2018| 339pp | £16.99
At the start of the 21st century, forensic anthropologist Sue Black completed a number of tours in Kosovo, where she helped identify the remains of men, women and children killed in the war. Confronted with the horrors of mutilated and burned bodies, of children murdered in front of their parents for no good reason, Sue and her team’s job was to assist both in convicting the killers, and in bringing peace and closure to the survivors.
A professor of anatomy and forensic anthropology at the University of Dundee, Black’s day job is no less gruesome. When she isn’t teaching anatomy by dissection, she’s assisting the police with high-profile criminal cases – identifying the bodies of missing people and giving evidence in murder trials.

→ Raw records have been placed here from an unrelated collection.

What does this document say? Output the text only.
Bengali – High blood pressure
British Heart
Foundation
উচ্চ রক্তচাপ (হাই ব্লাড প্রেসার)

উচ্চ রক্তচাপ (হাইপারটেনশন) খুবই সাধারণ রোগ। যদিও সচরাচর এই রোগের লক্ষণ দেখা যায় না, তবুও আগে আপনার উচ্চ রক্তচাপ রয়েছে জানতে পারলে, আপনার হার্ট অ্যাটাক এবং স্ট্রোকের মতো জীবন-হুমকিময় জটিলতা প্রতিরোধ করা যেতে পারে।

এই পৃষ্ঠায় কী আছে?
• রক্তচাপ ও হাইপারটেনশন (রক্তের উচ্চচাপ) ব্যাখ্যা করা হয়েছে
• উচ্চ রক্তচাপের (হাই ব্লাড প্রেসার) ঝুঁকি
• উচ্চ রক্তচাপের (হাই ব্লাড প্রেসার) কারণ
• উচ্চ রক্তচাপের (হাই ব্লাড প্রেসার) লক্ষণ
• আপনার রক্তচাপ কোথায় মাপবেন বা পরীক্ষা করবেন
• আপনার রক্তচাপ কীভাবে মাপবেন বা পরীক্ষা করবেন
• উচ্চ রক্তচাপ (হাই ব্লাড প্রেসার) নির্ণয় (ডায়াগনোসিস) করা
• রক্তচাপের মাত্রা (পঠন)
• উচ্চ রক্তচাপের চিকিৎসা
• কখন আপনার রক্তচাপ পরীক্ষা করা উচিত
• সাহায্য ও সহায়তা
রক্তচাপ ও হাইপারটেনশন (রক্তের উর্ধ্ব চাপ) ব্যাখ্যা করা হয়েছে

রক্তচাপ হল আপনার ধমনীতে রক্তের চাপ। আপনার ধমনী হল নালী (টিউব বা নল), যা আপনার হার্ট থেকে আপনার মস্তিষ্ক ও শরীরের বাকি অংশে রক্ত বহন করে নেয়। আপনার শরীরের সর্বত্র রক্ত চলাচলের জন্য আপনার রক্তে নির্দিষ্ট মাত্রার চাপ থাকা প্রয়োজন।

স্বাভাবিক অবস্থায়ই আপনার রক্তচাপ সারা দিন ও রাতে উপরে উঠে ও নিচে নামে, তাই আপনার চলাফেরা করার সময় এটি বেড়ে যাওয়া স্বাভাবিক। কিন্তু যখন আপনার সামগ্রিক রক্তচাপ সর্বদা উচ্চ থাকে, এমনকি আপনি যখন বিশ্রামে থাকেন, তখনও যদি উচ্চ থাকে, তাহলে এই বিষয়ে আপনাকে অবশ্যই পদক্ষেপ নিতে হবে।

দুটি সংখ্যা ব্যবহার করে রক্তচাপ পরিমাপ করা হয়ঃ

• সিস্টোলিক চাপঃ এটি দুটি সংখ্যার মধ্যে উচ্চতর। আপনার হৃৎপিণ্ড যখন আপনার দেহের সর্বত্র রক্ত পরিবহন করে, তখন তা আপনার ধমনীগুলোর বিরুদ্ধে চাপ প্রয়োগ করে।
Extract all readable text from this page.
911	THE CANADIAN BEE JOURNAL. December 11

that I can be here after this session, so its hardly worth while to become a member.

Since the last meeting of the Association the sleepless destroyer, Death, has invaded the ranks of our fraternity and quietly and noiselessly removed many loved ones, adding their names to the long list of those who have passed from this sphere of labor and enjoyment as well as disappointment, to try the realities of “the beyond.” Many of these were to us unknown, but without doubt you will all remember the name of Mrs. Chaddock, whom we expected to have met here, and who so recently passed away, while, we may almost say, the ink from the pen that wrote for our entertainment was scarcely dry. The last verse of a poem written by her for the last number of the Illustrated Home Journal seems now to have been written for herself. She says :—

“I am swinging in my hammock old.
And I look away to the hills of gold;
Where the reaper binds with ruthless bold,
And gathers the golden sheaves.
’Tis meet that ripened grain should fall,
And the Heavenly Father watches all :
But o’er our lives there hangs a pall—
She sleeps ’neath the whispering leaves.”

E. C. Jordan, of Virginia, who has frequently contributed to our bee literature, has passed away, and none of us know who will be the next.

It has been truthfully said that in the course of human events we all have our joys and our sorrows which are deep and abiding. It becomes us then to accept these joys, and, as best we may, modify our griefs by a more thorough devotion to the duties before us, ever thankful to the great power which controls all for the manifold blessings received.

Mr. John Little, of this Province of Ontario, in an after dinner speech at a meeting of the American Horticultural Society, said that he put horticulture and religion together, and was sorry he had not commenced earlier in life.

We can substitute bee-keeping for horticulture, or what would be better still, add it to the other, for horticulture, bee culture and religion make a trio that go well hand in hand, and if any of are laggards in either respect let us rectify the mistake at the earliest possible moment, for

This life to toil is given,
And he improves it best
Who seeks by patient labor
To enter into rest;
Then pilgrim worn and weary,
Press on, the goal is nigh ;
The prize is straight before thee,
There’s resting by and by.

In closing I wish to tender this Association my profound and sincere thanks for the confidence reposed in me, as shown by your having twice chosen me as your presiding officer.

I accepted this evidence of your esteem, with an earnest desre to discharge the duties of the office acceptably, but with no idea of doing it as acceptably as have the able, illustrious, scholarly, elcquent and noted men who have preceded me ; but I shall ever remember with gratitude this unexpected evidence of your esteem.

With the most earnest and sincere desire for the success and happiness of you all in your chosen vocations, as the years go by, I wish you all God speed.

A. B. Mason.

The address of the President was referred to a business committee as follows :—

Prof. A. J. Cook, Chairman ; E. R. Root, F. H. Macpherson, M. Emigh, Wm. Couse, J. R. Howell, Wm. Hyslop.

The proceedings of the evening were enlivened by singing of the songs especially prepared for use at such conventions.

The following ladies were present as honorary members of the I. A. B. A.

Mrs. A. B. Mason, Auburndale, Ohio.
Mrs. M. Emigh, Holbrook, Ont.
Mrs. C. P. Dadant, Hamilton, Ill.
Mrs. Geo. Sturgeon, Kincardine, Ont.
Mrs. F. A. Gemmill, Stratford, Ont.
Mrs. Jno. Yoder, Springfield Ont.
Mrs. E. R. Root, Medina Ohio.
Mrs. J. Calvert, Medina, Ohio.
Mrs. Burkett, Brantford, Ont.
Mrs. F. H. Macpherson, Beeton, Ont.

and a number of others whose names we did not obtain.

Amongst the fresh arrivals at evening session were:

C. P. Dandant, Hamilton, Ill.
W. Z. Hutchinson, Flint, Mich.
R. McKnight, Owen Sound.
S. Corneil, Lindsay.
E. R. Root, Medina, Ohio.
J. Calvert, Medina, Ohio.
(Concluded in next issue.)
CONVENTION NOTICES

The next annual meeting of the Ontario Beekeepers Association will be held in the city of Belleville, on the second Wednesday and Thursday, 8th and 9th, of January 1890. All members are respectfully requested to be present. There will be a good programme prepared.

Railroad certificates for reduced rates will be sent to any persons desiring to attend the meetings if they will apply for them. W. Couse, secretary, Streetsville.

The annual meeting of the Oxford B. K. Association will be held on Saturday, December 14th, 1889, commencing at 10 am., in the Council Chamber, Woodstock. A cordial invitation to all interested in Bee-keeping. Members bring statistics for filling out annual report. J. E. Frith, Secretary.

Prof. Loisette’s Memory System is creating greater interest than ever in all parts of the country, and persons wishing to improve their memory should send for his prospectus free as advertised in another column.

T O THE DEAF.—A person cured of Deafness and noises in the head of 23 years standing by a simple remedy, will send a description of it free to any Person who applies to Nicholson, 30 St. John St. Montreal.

In All that remains, Black shares her love of anatomy, her respect for death and her absolute determination to do everything she can for the families of those she helps identify.
You might expect a book about death to be morose, and perhaps difficult to read, but, holding the reader’s hand along the way, Black manages to cover difficult topics with the right balance of science and compassion. It’s clear on every page not just how dedicated she is to her chosen field, but the level of professionalism and morality she brings to her work.
Having taken part in dissection in an anatomy course myself, the author’s advocacy for this method of teaching really rang true with me. There really is no teacher like these selfless donors, and I hope this book will encourage more people to donate their bodies to science.
I’m not sure I’d go so far as to say that reading it has lessened my fear of death, but I thoroughly enjoyed this book – not just because of my interest in anatomy, but also because it is a thoroughly gripping and eye-opening read, equal parts heart-wrenching and heartwarming.